A EXPECTATIVA PELO CÉU

Como homem, o Senhor Jesus não tinha posses terrenas. Ele não desejava nada daqui. Ele era um estranho que não tinha “onde reclinar a cabeça” (Mateus 8:20), e “o mundo não o conheceu” (João 1:10). Mas em Deus, Ele era rico!

Para Ele, a presença de Deus era o melhor e o mais precioso. Nela, Ele encontrava os lugares agradáveis que ocupavam a Sua alma. Como Filho, Ele está no “seio do Pai” (João 1:18); essa perfeita união com o Pai existiu sempre, também antes da Sua encarnação. Portanto, Ele desfrutava de comunhão prática com o Pai como Homem; o “Filho do homem que está no céu” (João 3:13).

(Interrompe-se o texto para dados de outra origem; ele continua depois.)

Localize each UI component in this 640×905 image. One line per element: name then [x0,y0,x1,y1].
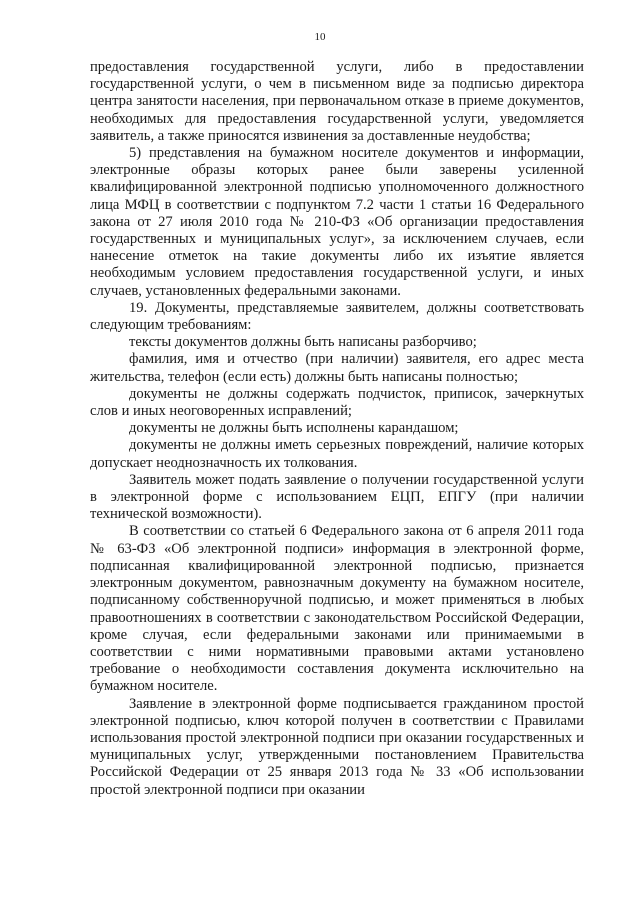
requirement-item: документы не должны содержать подчисток, приписок, зачеркнутых слов и иных неоговоренных исправлений; [90,385,584,420]
paragraph-electronic-signature-law: В соответствии со статьей 6 Федерального закона от 6 апреля 2011 года № 63-ФЗ «Об электронной подписи» информация в электронной форме, подписанная квалифицированной электронной подписью, признается электронным документом, равнозначным документу на бумажном носителе, подписанному собственноручной подписью, и может применяться в любых правоотношениях в соответствии с законодательством Российской Федерации, кроме случая, если федеральными законами или принимаемыми в соответствии с ними нормативными правовыми актами установлено требование о необходимости составления документа исключительно на бумажном носителе. [90,523,584,695]
paragraph-clause-19: 19. Документы, представляемые заявителем, должны соответствовать следующим требованиям: [90,299,584,334]
requirement-item: тексты документов должны быть написаны разборчиво; [129,334,477,351]
document-body [90,59,584,799]
paragraph-electronic-application: Заявитель может подать заявление о получении государственной услуги в электронной форме с использованием ЕЦП, ЕПГУ (при наличии технической возможности). [90,471,584,523]
paragraph-continuation: предоставления государственной услуги, либо в предоставлении государственной услуги, о чем в письменном виде за подписью директора центра занятости населения, при первоначальном отказе в приеме документов, необходимых для предоставления государственной услуги, уведомляется заявитель, а также приносятся извинения за доставленные неудобства; [90,59,584,144]
requirement-item: документы не должны быть исполнены карандашом; [129,420,459,437]
paragraph-simple-signature: Заявление в электронной форме подписывается гражданином простой электронной подписью, ключ которой получен в соответствии с Правилами использования простой электронной подписи при оказании государственных и муниципальных услуг, утвержденными постановлением Правительства Российской Федерации от 25 января 2013 года № 33 «Об использовании простой электронной подписи при оказании [90,695,584,798]
page-number: 10 [314,31,326,43]
paragraph-item-5: 5) представления на бумажном носителе документов и информации, электронные образы которых ранее были заверены усиленной квалифицированной электронной подписью уполномоченного должностного лица МФЦ в соответствии с подпунктом 7.2 части 1 статьи 16 Федерального закона от 27 июля 2010 года № 210-ФЗ «Об организации предоставления государственных и муниципальных услуг», за исключением случаев, если нанесение отметок на такие документы либо их изъятие является необходимым условием предоставления государственной услуги, и иных случаев, установленных федеральными законами. [90,145,584,299]
requirement-item: документы не должны иметь серьезных повреждений, наличие которых допускает неоднозначность их толкования. [90,437,584,471]
requirement-item: фамилия, имя и отчество (при наличии) заявителя, его адрес места жительства, телефон (если есть) должны быть написаны полностью; [90,351,584,385]
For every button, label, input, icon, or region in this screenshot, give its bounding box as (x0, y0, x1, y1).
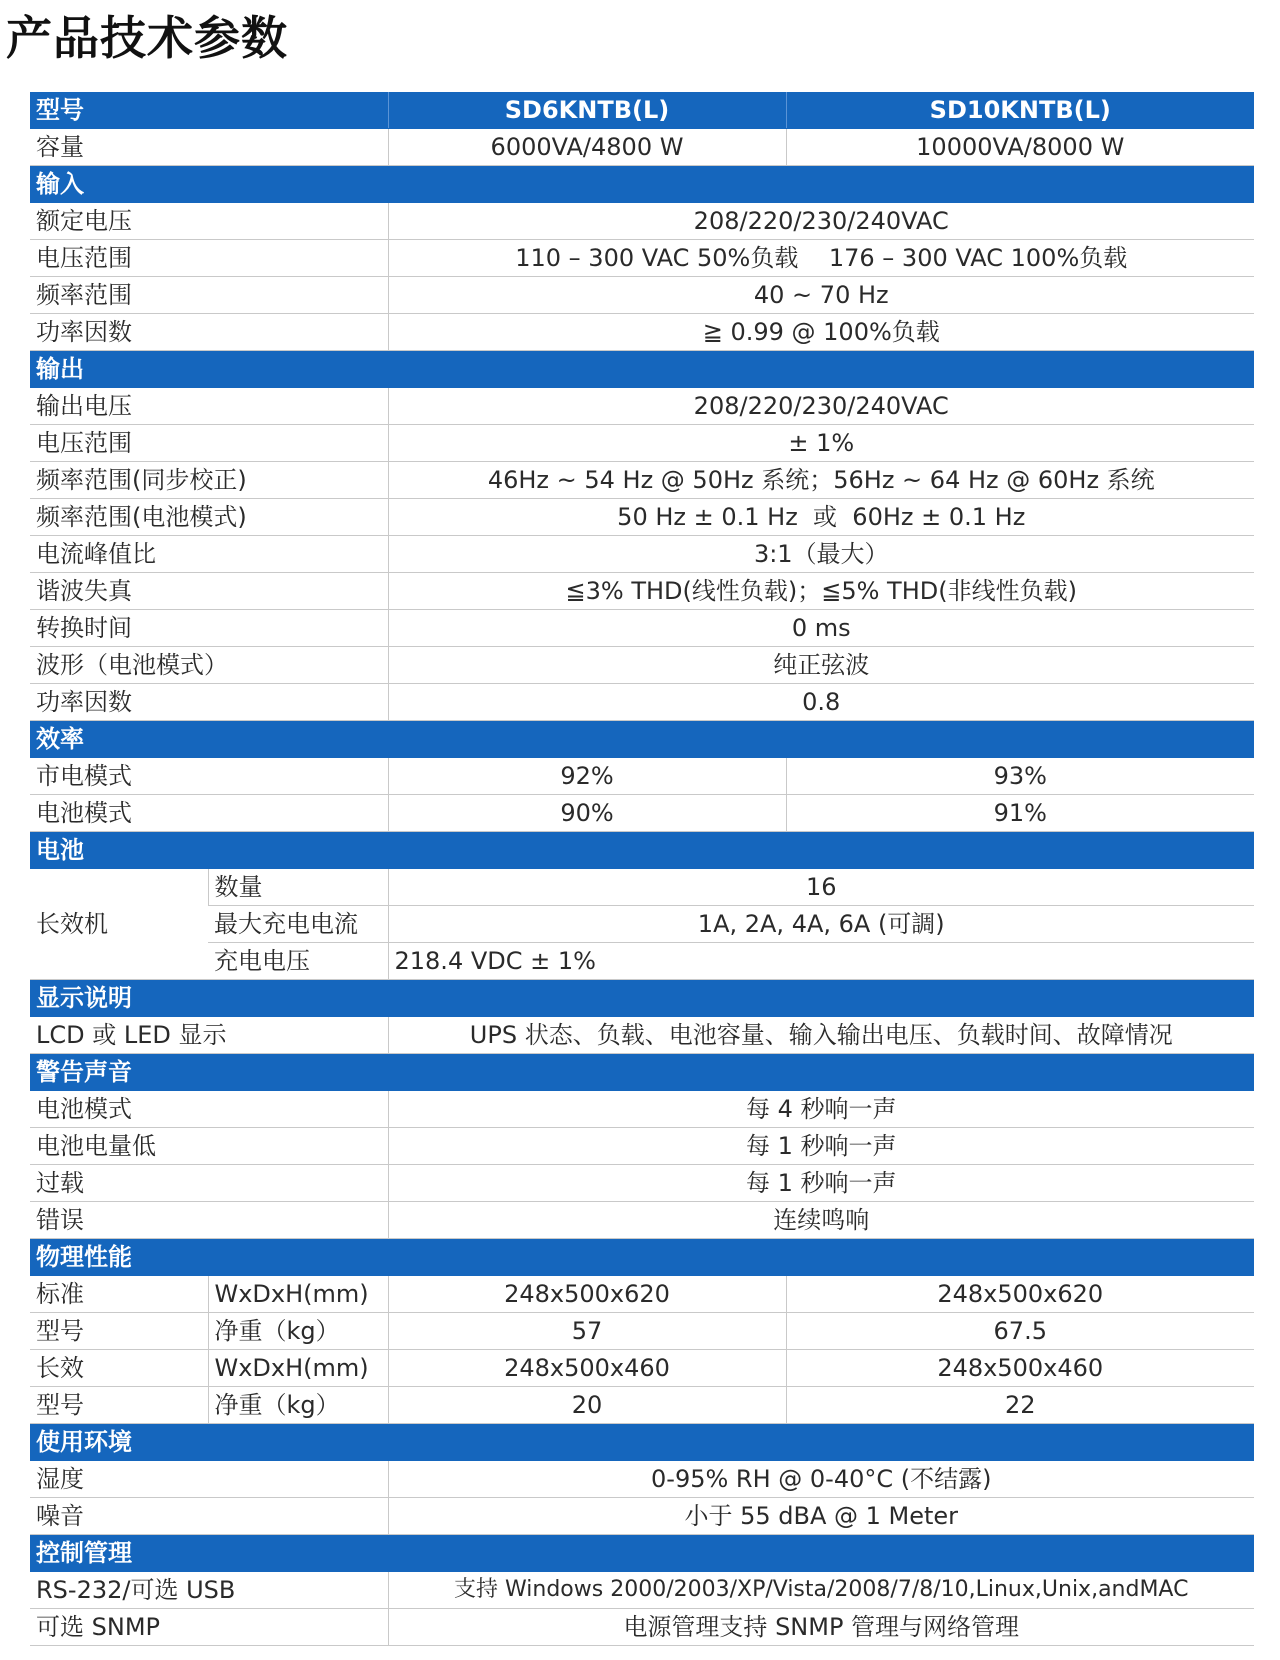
capacity-a: 6000VA/4800 W (388, 129, 786, 166)
row-label: 转换时间 (30, 610, 388, 647)
section-header-battery (30, 832, 1254, 869)
table-row (30, 684, 1254, 721)
section-header-control (30, 1535, 1254, 1572)
row-label: 容量 (30, 129, 388, 166)
table-row (30, 943, 1254, 980)
value-model-b: 248x500x460 (786, 1350, 1254, 1387)
value-model-b: 248x500x620 (786, 1276, 1254, 1313)
row-label: 市电模式 (30, 758, 388, 795)
table-row (30, 1202, 1254, 1239)
table-row (30, 1276, 1254, 1313)
row-value: 每 1 秒响一声 (388, 1165, 1254, 1202)
row-label: 最大充电电流 (208, 906, 388, 943)
table-row (30, 1128, 1254, 1165)
table-row (30, 129, 1254, 166)
header-model-label: 型号 (30, 92, 388, 129)
table-header-row (30, 92, 1254, 129)
section-title: 控制管理 (30, 1535, 1254, 1572)
row-label: 额定电压 (30, 203, 388, 240)
value-model-a: 57 (388, 1313, 786, 1350)
section-header-efficiency (30, 721, 1254, 758)
value-model-a: 92% (388, 758, 786, 795)
long-group-line1: 长效 (30, 1350, 208, 1387)
table-row (30, 388, 1254, 425)
table-row (30, 1091, 1254, 1128)
table-row (30, 536, 1254, 573)
table-row (30, 610, 1254, 647)
table-row (30, 1387, 1254, 1424)
row-value: 40 ~ 70 Hz (388, 277, 1254, 314)
row-value: 110 – 300 VAC 50%负载 176 – 300 VAC 100%负载 (388, 240, 1254, 277)
row-value: 46Hz ~ 54 Hz @ 50Hz 系统；56Hz ~ 64 Hz @ 60Hz 系统 (388, 462, 1254, 499)
row-value: 50 Hz ± 0.1 Hz 或 60Hz ± 0.1 Hz (388, 499, 1254, 536)
row-value: 连续鸣响 (388, 1202, 1254, 1239)
row-label: 频率范围(电池模式) (30, 499, 388, 536)
row-label: 功率因数 (30, 684, 388, 721)
value-model-a: 248x500x460 (388, 1350, 786, 1387)
value-model-b: 22 (786, 1387, 1254, 1424)
table-row (30, 573, 1254, 610)
row-label: 净重（kg） (208, 1387, 388, 1424)
row-label: 净重（kg） (208, 1313, 388, 1350)
capacity-b: 10000VA/8000 W (786, 129, 1254, 166)
row-label: 湿度 (30, 1461, 388, 1498)
row-value: 每 1 秒响一声 (388, 1128, 1254, 1165)
battery-group-label: 长效机 (30, 869, 208, 980)
row-label: 过载 (30, 1165, 388, 1202)
row-value: 208/220/230/240VAC (388, 203, 1254, 240)
section-title: 显示说明 (30, 980, 1254, 1017)
row-value: 每 4 秒响一声 (388, 1091, 1254, 1128)
row-value: 小于 55 dBA @ 1 Meter (388, 1498, 1254, 1535)
row-value: 208/220/230/240VAC (388, 388, 1254, 425)
section-header-display (30, 980, 1254, 1017)
row-label: 谐波失真 (30, 573, 388, 610)
long-group-line2: 型号 (30, 1387, 208, 1424)
row-value: 3:1（最大） (388, 536, 1254, 573)
value-model-b: 91% (786, 795, 1254, 832)
standard-group-line2: 型号 (30, 1313, 208, 1350)
table-row (30, 1461, 1254, 1498)
table-row (30, 795, 1254, 832)
section-title: 电池 (30, 832, 1254, 869)
table-row (30, 1498, 1254, 1535)
value-model-a: 90% (388, 795, 786, 832)
table-row (30, 499, 1254, 536)
table-row (30, 906, 1254, 943)
row-label: 电池模式 (30, 1091, 388, 1128)
row-value: 0-95% RH @ 0-40°C (不结露) (388, 1461, 1254, 1498)
row-label: WxDxH(mm) (208, 1350, 388, 1387)
table-row (30, 1313, 1254, 1350)
row-label: WxDxH(mm) (208, 1276, 388, 1313)
row-value: ≦3% THD(线性负载)；≦5% THD(非线性负载) (388, 573, 1254, 610)
section-title: 效率 (30, 721, 1254, 758)
value-model-a: 20 (388, 1387, 786, 1424)
section-title: 使用环境 (30, 1424, 1254, 1461)
row-label: 充电电压 (208, 943, 388, 980)
row-label: 电压范围 (30, 240, 388, 277)
section-header-physical (30, 1239, 1254, 1276)
row-label: LCD 或 LED 显示 (30, 1017, 388, 1054)
table-row (30, 758, 1254, 795)
row-value: 支持 Windows 2000/2003/XP/Vista/2008/7/8/10,Linux,Unix,andMAC (388, 1572, 1254, 1609)
table-row (30, 462, 1254, 499)
table-row (30, 1017, 1254, 1054)
header-model-a: SD6KNTB(L) (388, 92, 786, 129)
row-label: 可选 SNMP (30, 1609, 388, 1646)
row-value: 电源管理支持 SNMP 管理与网络管理 (388, 1609, 1254, 1646)
row-label: 电池模式 (30, 795, 388, 832)
table-row (30, 1165, 1254, 1202)
table-row (30, 425, 1254, 462)
row-value: 0 ms (388, 610, 1254, 647)
row-value: UPS 状态、负载、电池容量、输入输出电压、负载时间、故障情况 (388, 1017, 1254, 1054)
value-model-b: 67.5 (786, 1313, 1254, 1350)
row-label: 功率因数 (30, 314, 388, 351)
section-header-alarm (30, 1054, 1254, 1091)
value-model-b: 93% (786, 758, 1254, 795)
spec-table (30, 92, 1254, 1646)
row-value: 218.4 VDC ± 1% (388, 943, 1254, 980)
row-label: 电压范围 (30, 425, 388, 462)
row-value: 0.8 (388, 684, 1254, 721)
section-title: 警告声音 (30, 1054, 1254, 1091)
table-row (30, 1350, 1254, 1387)
table-row (30, 203, 1254, 240)
row-label: 频率范围(同步校正) (30, 462, 388, 499)
row-label: RS-232/可选 USB (30, 1572, 388, 1609)
table-row (30, 1572, 1254, 1609)
section-title: 输入 (30, 166, 1254, 203)
row-value: 16 (388, 869, 1254, 906)
section-header-input (30, 166, 1254, 203)
table-row (30, 314, 1254, 351)
table-row (30, 240, 1254, 277)
table-row (30, 647, 1254, 684)
row-value: 1A, 2A, 4A, 6A (可調) (388, 906, 1254, 943)
section-header-environment (30, 1424, 1254, 1461)
row-value: 纯正弦波 (388, 647, 1254, 684)
row-label: 输出电压 (30, 388, 388, 425)
header-model-b: SD10KNTB(L) (786, 92, 1254, 129)
row-label: 数量 (208, 869, 388, 906)
row-value: ≧ 0.99 @ 100%负载 (388, 314, 1254, 351)
table-row (30, 277, 1254, 314)
page-title: 产品技术参数 (6, 11, 288, 65)
value-model-a: 248x500x620 (388, 1276, 786, 1313)
row-label: 电流峰值比 (30, 536, 388, 573)
section-title: 输出 (30, 351, 1254, 388)
row-label: 频率范围 (30, 277, 388, 314)
table-row (30, 869, 1254, 906)
row-label: 波形（电池模式） (30, 647, 388, 684)
table-row (30, 1609, 1254, 1646)
row-label: 错误 (30, 1202, 388, 1239)
section-title: 物理性能 (30, 1239, 1254, 1276)
row-label: 噪音 (30, 1498, 388, 1535)
standard-group-line1: 标准 (30, 1276, 208, 1313)
section-header-output (30, 351, 1254, 388)
row-value: ± 1% (388, 425, 1254, 462)
row-label: 电池电量低 (30, 1128, 388, 1165)
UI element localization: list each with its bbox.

Era o Seu desejo retornar para lá. Então Ele disse aos Seus discípulos: “Se me amásseis, certamente exultaríeis porque eu disse: Vou para o Pai” (João 14:28). Entretanto, antes que Ele adentrasse ao céu como Homem glorificado, a obra que o Pai Lhe havia dado tinha que ser completada. Em Seu caminho neste mundo, Ele devia beber “do ribeiro no caminho” (Salmo 110:7). A expectativa pelo céu enchia o Seu coração, todavia, a Sua comunhão com Seu Pai O revigorava, como é indicado pela herança e o cálice.

Se seguirmos os Seus passos como cristãos, nós também seremos sustentados pela expectativa da herança celestial, e fortalecidos pelas bênçãos diárias provenientes de Deus. Nada deve ser mais precioso para nós do que a comunhão com Ele. Então, as linhas cairão a nós em lugares agradáveis. A nossa herança celestial tomará uma forma que nós nem podemos imaginar.